In a noteworthy shift, US bankruptcy filings are experiencing a surge after a two-year period of decline, signaling potential economic challenges. As of November 30 this year, there have been 591 bankruptcy filings, closely trailing behind the 2020 figure of 603 during the same period, according to a report from S&P Global Market Intelligence. In contrast, there were 367 filings at this juncture in 2021 and 325 in 2022.
Laura Coordes, a law professor at Arizona State University, attributed the surge in 2023 to heightened borrowing costs and the cessation of federal stimulus checks. Unlike 2021 and 2022, when government aid was still circulating in the economy, Coordes noted a shift in the current environment. The termination of stimulus checks combined with higher interest rates has made it challenging for businesses burdened with debt to refinance. Additionally, the impact of high inflation, particularly in energy costs, has taken a toll on businesses.
Coordes highlighted the altered landscape, stating, “So you have this environment where programs that were supporting businesses and consumers since the pandemic are receding, and you’re left with this high-interest rate environment.” She emphasized that lenders, who were more lenient during the pandemic, are now less willing to forbear or extend loan maturities.
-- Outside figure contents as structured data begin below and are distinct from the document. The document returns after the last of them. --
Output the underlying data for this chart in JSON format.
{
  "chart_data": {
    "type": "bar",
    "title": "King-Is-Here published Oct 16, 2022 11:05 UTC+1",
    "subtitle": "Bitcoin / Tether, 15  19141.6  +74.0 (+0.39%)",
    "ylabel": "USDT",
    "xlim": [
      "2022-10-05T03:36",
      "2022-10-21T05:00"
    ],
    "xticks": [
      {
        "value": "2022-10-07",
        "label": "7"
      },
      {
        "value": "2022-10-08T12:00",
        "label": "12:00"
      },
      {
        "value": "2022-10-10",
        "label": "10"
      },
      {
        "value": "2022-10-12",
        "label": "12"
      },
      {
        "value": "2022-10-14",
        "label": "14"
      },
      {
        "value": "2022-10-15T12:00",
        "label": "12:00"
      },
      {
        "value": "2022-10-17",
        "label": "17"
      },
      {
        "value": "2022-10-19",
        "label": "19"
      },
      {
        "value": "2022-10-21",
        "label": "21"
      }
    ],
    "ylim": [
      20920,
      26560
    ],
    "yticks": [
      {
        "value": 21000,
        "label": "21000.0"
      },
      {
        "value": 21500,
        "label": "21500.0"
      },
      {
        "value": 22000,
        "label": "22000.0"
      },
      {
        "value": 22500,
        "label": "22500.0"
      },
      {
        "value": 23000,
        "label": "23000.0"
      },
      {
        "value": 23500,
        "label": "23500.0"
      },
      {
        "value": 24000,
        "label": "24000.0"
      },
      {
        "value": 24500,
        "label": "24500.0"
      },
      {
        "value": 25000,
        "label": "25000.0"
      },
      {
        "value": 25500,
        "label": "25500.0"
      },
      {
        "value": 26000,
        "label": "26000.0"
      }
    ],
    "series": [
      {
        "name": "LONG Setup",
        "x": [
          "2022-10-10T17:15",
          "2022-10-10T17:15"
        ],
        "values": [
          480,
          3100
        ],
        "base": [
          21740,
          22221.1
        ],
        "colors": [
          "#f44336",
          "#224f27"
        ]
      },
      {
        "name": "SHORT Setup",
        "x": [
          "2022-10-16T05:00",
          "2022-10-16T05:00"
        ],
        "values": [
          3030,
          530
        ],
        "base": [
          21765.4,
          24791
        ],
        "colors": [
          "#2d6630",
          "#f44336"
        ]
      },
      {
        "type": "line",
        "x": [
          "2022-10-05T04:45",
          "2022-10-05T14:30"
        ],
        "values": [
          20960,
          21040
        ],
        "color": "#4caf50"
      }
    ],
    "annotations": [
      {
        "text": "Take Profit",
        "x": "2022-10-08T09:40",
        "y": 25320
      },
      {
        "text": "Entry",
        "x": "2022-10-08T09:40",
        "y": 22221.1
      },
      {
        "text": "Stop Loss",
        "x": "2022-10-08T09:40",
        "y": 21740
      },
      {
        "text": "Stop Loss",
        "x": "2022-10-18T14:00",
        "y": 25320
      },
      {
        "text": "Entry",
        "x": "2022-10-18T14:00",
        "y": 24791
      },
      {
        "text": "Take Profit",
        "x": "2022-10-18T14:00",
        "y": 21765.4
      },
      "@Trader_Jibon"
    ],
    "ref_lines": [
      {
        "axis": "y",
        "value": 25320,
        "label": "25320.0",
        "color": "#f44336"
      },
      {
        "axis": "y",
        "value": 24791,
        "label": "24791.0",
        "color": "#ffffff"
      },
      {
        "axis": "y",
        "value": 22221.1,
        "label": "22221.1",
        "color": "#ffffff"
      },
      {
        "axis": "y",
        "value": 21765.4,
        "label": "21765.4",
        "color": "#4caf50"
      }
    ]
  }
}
The bankruptcy trend extends across various industries, with companies such as WeWork and Silicon Valley Bank seeking bankruptcy protection this year. S&P’s data reveals that the consumer discretionary sector leads with 76 filings, followed by industrials and healthcare, both with 75 filings each.
Well-known names, including Bed Bath & Beyond, filed for bankruptcy in April. Gerald Storch, CEO of Storch Advisors and former Toys “R” Us CEO, attributed Bed Bath & Beyond’s predicament to a misguided shift away from high-quality branded goods toward more private labels. He noted that despite a surge in home goods sales during the early stages of COVID, the trend did not endure. Coordes cited David’s Bridal, which filed for bankruptcy for the second time in five years in April, as an example of changing consumer preferences and the need for companies to adapt while managing their debt.
Deirdre O’Connor, managing director for corporate restructuring at Epiq, provided a positive perspective on bankruptcies, emphasizing their role in the economy. She explained that bankruptcy allows companies to rehabilitate, restructure, and return to the economy stronger and more profitable.
However, Gerald Storch offered a cautionary note, suggesting that the uptick in bankruptcies may indicate a slowing economy and the possibility of a recession. He pointed to rising debt and increased interest rates, particularly affecting sectors like housing, as potential indicators of economic challenges ahead. Storch expressed concern that highly leveraged consumers may struggle to maintain their previous spending levels, further impacting the economy.
In conclusion, the surge in US bankruptcy filings serves as a poignant indicator of the intricate economic challenges ahead, prompting a collective call for adaptive strategies and resilient measures across industries to navigate the evolving financial landscape.